Var Grundtvigs nyerkendelse i 1832 en tragisk hændelse?
DOI:
https://doi.org/10.7146/grs.v41i1.16016Resumé
Was Grundtvig’s New Discovery in 1832 A Tragic Event?
By Bent Christensen
The title of this lecture for the Degree of Divinity has been given its provocative wording by the Faculty of Theology at the University of Copenhagen. In his thesis for the Degree of Divinity, published in 1987 and reviewed in Grundtvig Studies in 1988, Bent Christensen has described and evaluated Grundtvig’s attitude in the field of church policy over the years from 1824 to 1832, a critical period of time for himself, in such a way as to give the reader the impression that the writer regards the attitude taken by Grundtvig in the comprehensive Introduction to his ’’Norse Mythology”, 1832, towards the thoughtful people of his time, as a step backward compared to the attitude taken by Grundtvig in his great autobiographical poem, "New Year’s Morning", 1824, and in the preface to it. In this preface Grundtvig wrote that the goal which God "surely wants to be achieved" is "the revival of the heroic spirit of the North to Christian deeds in a direction suited to the needs and conditions of the time."

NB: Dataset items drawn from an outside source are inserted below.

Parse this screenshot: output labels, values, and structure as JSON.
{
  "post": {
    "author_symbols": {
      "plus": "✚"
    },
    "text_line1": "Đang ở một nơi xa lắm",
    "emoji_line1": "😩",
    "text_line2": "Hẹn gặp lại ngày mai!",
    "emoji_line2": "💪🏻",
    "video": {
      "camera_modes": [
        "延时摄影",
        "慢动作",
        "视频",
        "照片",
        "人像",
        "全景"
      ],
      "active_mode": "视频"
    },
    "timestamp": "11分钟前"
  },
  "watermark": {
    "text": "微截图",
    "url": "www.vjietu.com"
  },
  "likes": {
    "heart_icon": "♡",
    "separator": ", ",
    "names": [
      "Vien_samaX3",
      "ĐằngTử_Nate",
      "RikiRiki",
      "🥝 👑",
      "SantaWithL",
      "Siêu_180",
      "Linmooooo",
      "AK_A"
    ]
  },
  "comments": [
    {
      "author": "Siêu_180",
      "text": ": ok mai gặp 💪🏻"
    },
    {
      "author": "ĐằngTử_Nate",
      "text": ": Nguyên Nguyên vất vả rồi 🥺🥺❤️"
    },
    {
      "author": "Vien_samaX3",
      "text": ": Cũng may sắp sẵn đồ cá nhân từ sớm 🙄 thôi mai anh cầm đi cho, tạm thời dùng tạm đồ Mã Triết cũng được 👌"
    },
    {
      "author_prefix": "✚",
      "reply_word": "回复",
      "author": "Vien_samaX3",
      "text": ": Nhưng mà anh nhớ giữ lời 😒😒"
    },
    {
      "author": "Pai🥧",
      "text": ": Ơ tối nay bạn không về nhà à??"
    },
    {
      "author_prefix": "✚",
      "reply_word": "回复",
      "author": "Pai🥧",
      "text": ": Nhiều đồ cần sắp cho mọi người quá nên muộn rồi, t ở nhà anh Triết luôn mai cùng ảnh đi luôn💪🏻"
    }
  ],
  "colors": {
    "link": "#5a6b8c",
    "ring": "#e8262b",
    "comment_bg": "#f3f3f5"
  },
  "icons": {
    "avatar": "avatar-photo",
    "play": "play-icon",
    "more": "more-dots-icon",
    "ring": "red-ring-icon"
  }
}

In a book "The Land of the Living 1984", a series of lectures held in the 200th anniversary of Grundtvig’s birth, Professor Aage Henriksen proposed the view that the poem "New Year’s Morning” is the crowning achievement in Grundtvig’s writings. However, already in 1963 Dr. Kaj Thaning had advanced the idea that the Introduction to "Norse Mythology", 1832, was a decisive turningpoint in Grundtvig’s literary career since, from 1832 onwards, human life and the human world acquired an entirely different position and importance in his understanding of Christianity than was the case before that crucial year. Bent Christensen is inspired by both these writers, but adopts a critical attitude to Kaj Thaning.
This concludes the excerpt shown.